Aliás, já que citamos a polícia, relembrando as selfies tiradas pelas pessoas ao lado de policiais sorridentes e fortemente armados, devemos considerar que a palavra “cidade” (Cidade-Estado) vem do grego pólis. Essa palavra, portanto, teve duas filhinhas: a política, o meio no qual as questões sociais são resolvidas pelos acordos, pela conversa e pela palavra (daí o termo parlamento) e a polícia, meio no qual as mesmas questões são resolvidas pela força ou pela violência. Política e polícia andam juntas em qualquer administração pública; a primeira é praticada em sociedades mais bem educadas; a segunda, com muito mais força em sociedades como a nossa. Visto dessa forma, então, não é surpresa que muitas daquelas pessoas estivessem pedindo a volta da ditadura.

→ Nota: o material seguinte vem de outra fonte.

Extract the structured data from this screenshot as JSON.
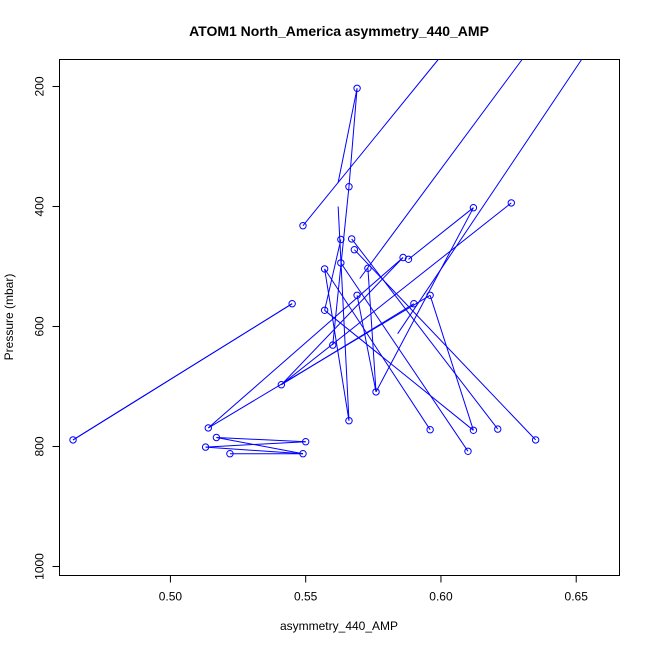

Em suma, a questão retórica seria: o problema está mesmo na política a ponto de desistirmos dela e partimos para a polícia ou o problema da corrupção está em nós?

O inferno são os outros

Jean-Paul Sartre responde emblematicamente essa questão com uma frase que resume seu estudo sobre a ética e a liberdade conferida aos seres humanos: “O inferno são os outros”. Da mesma forma que não encaramos os problemas cotidianos para resolvê-los, preferindo alimentá-los com drogas que momentaneamente conferem leveza à nossa existência, também não enfrentamos a política e a cidadania. Continuamos vivendo como na Antiguidade, preferindo atribuir aos outros a nossa responsabilidade no destino da sociedade em que vivemos. É mais fácil cortar uma cabeça e “salvar a nação” do que entender que estamos mesmo condenados a sermos livres e responsáveis pelas nossas próprias atitudes.

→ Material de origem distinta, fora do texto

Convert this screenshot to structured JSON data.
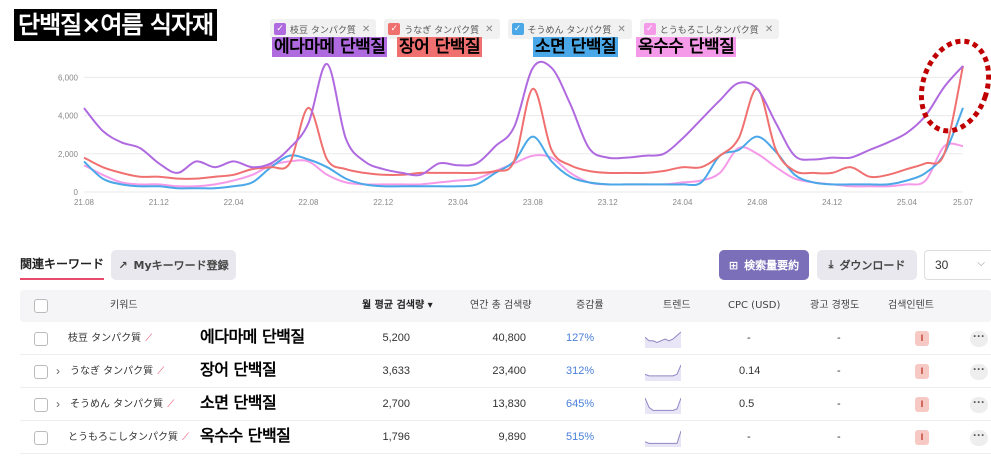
{
  "page_title": "단백질×여름 식자재",
  "legend": [
    {
      "label": "枝豆 タンパク質",
      "color": "#b06ae0",
      "overlay": "에다마메 단백질",
      "overlay_color": "#b06ae0"
    },
    {
      "label": "うなぎ タンパク質",
      "color": "#f07070",
      "overlay": "장어 단백질",
      "overlay_color": "#f07070"
    },
    {
      "label": "そうめん タンパク質",
      "color": "#4aa8e8",
      "overlay": "소면 단백질",
      "overlay_color": "#4aa8e8"
    },
    {
      "label": "とうもろこしタンパク質",
      "color": "#f59ae8",
      "overlay": "옥수수 단백질",
      "overlay_color": "#f59ae8"
    }
  ],
  "chart_data": {
    "type": "line",
    "x": [
      "21.08",
      "21.09",
      "21.10",
      "21.11",
      "21.12",
      "22.01",
      "22.02",
      "22.03",
      "22.04",
      "22.05",
      "22.06",
      "22.07",
      "22.08",
      "22.09",
      "22.10",
      "22.11",
      "22.12",
      "23.01",
      "23.02",
      "23.03",
      "23.04",
      "23.05",
      "23.06",
      "23.07",
      "23.08",
      "23.09",
      "23.10",
      "23.11",
      "23.12",
      "24.01",
      "24.02",
      "24.03",
      "24.04",
      "24.05",
      "24.06",
      "24.07",
      "24.08",
      "24.09",
      "24.10",
      "24.11",
      "24.12",
      "25.01",
      "25.02",
      "25.03",
      "25.04",
      "25.05",
      "25.06",
      "25.07"
    ],
    "x_ticks": [
      "21.08",
      "21.12",
      "22.04",
      "22.08",
      "22.12",
      "23.04",
      "23.08",
      "23.12",
      "24.04",
      "24.08",
      "24.12",
      "25.04",
      "25.07"
    ],
    "y_ticks": [
      "0",
      "2,000",
      "4,000",
      "6,000"
    ],
    "ylim": [
      0,
      6700
    ],
    "series": [
      {
        "name": "枝豆 タンパク質",
        "color": "#b06ae0",
        "values": [
          4400,
          3200,
          2600,
          2300,
          1500,
          1000,
          1600,
          1300,
          1600,
          1300,
          1500,
          2300,
          3600,
          6700,
          2800,
          1600,
          1200,
          1000,
          900,
          1500,
          1400,
          1500,
          2400,
          3400,
          6500,
          6500,
          4600,
          2300,
          1800,
          1800,
          1900,
          2000,
          2800,
          3800,
          4800,
          5700,
          5400,
          3600,
          1900,
          1700,
          1800,
          1800,
          2200,
          2600,
          3100,
          4000,
          5500,
          6600
        ]
      },
      {
        "name": "うなぎ タンパク質",
        "color": "#f07070",
        "values": [
          1800,
          1300,
          1000,
          800,
          800,
          700,
          700,
          800,
          900,
          1200,
          1300,
          1500,
          4400,
          1700,
          1200,
          1000,
          900,
          900,
          1000,
          1000,
          1000,
          1000,
          1100,
          1600,
          5400,
          2200,
          1400,
          1100,
          1000,
          1000,
          1000,
          1100,
          1300,
          1300,
          1900,
          2800,
          5400,
          2200,
          1100,
          1000,
          1000,
          1300,
          800,
          900,
          1200,
          1500,
          2000,
          6600
        ]
      },
      {
        "name": "そうめん タンパク質",
        "color": "#4aa8e8",
        "values": [
          1600,
          700,
          400,
          300,
          300,
          200,
          200,
          200,
          300,
          500,
          1300,
          1900,
          1700,
          1300,
          700,
          400,
          300,
          300,
          300,
          300,
          300,
          400,
          1000,
          1600,
          2900,
          1600,
          800,
          500,
          400,
          400,
          400,
          400,
          400,
          500,
          1900,
          2200,
          2900,
          2100,
          900,
          500,
          400,
          400,
          400,
          400,
          600,
          1000,
          2000,
          4400
        ]
      },
      {
        "name": "とうもろこしタンパク質",
        "color": "#f59ae8",
        "values": [
          1400,
          900,
          500,
          400,
          400,
          300,
          300,
          400,
          600,
          900,
          1400,
          1600,
          1600,
          900,
          500,
          400,
          400,
          400,
          400,
          500,
          600,
          700,
          1100,
          1500,
          1900,
          1800,
          1000,
          500,
          400,
          400,
          400,
          400,
          500,
          600,
          1000,
          2300,
          2000,
          1300,
          700,
          500,
          400,
          300,
          300,
          300,
          400,
          600,
          2400,
          2400
        ]
      }
    ]
  },
  "toolbar": {
    "tab_label": "関連キーワード",
    "my_keyword_button": "Myキーワード登録",
    "summary_button": "検索量要約",
    "download_button": "ダウンロード",
    "page_size": "30"
  },
  "table": {
    "headers": {
      "keyword": "키워드",
      "monthly_avg": "월 평균 검색량 ▾",
      "yearly_total": "연간 총 검색량",
      "change": "증감률",
      "trend": "트렌드",
      "cpc": "CPC (USD)",
      "competition": "광고 경쟁도",
      "intent": "검색인텐트"
    },
    "rows": [
      {
        "keyword": "枝豆 タンパク質",
        "overlay": "에다마메 단백질",
        "expandable": false,
        "monthly": "5,200",
        "yearly": "40,800",
        "change": "127%",
        "cpc": "-",
        "competition": "-",
        "intent": "I",
        "spark": [
          5,
          3,
          3,
          2,
          3,
          4,
          3,
          4,
          6,
          8
        ]
      },
      {
        "keyword": "うなぎ タンパク質",
        "overlay": "장어 단백질",
        "expandable": true,
        "monthly": "3,633",
        "yearly": "23,400",
        "change": "312%",
        "cpc": "0.14",
        "competition": "-",
        "intent": "I",
        "spark": [
          3,
          2,
          2,
          2,
          2,
          2,
          2,
          2,
          3,
          9
        ]
      },
      {
        "keyword": "そうめん タンパク質",
        "overlay": "소면 단백질",
        "expandable": true,
        "monthly": "2,700",
        "yearly": "13,830",
        "change": "645%",
        "cpc": "0.5",
        "competition": "-",
        "intent": "I",
        "spark": [
          9,
          3,
          1,
          1,
          1,
          1,
          1,
          1,
          2,
          9
        ]
      },
      {
        "keyword": "とうもろこしタンパク質",
        "overlay": "옥수수 단백질",
        "expandable": false,
        "monthly": "1,796",
        "yearly": "9,890",
        "change": "515%",
        "cpc": "-",
        "competition": "-",
        "intent": "I",
        "spark": [
          2,
          1,
          1,
          1,
          1,
          1,
          1,
          1,
          1,
          9
        ]
      }
    ]
  }
}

Não que a mídia e as elites não saibam o que estão fazendo. Elas sabem, sim! Ainda hoje os grupos de maior interesse financeiro sabem que a população continua agindo da mesma forma que na Grécia Antiga, quando o ritual de pharmakón oferecia o “espetáculo” necessário e o “alívio imediato” para a alma dos cidadãos. E, é por isso que esses grupos continuam desde sempre seguindo uma lógica leopardiana: “para que as coisas permaneçam iguais, é preciso que mudem”.

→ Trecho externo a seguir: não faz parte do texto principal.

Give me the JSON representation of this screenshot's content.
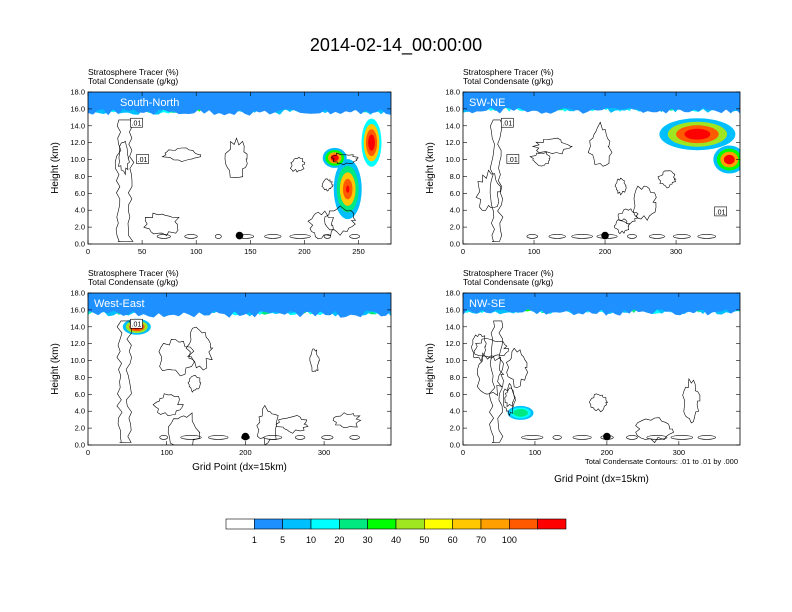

A síntese do discurso de 15 de março: impeachment de Dilma Rousseff pelo fim da corrupção! Salvai-nos, ó exército brasileiro! Eu não aguento mais tanta roubalheira...

A síntese do discurso dúbio do brasileiro que varia entre remédio e veneno há centenas de anos tem sido “Ninguém faz nada!” Ah, todo mundo faz!

Mas então vale perguntar quando veremos a mídia destacar discursos como: “Precisamos nos reinventar eticamente!” “Precisamos participar mais da política!” “Eu sou responsável!” “Eu também sou corrupto!” “Fora a corrupção significa melhor educação!”.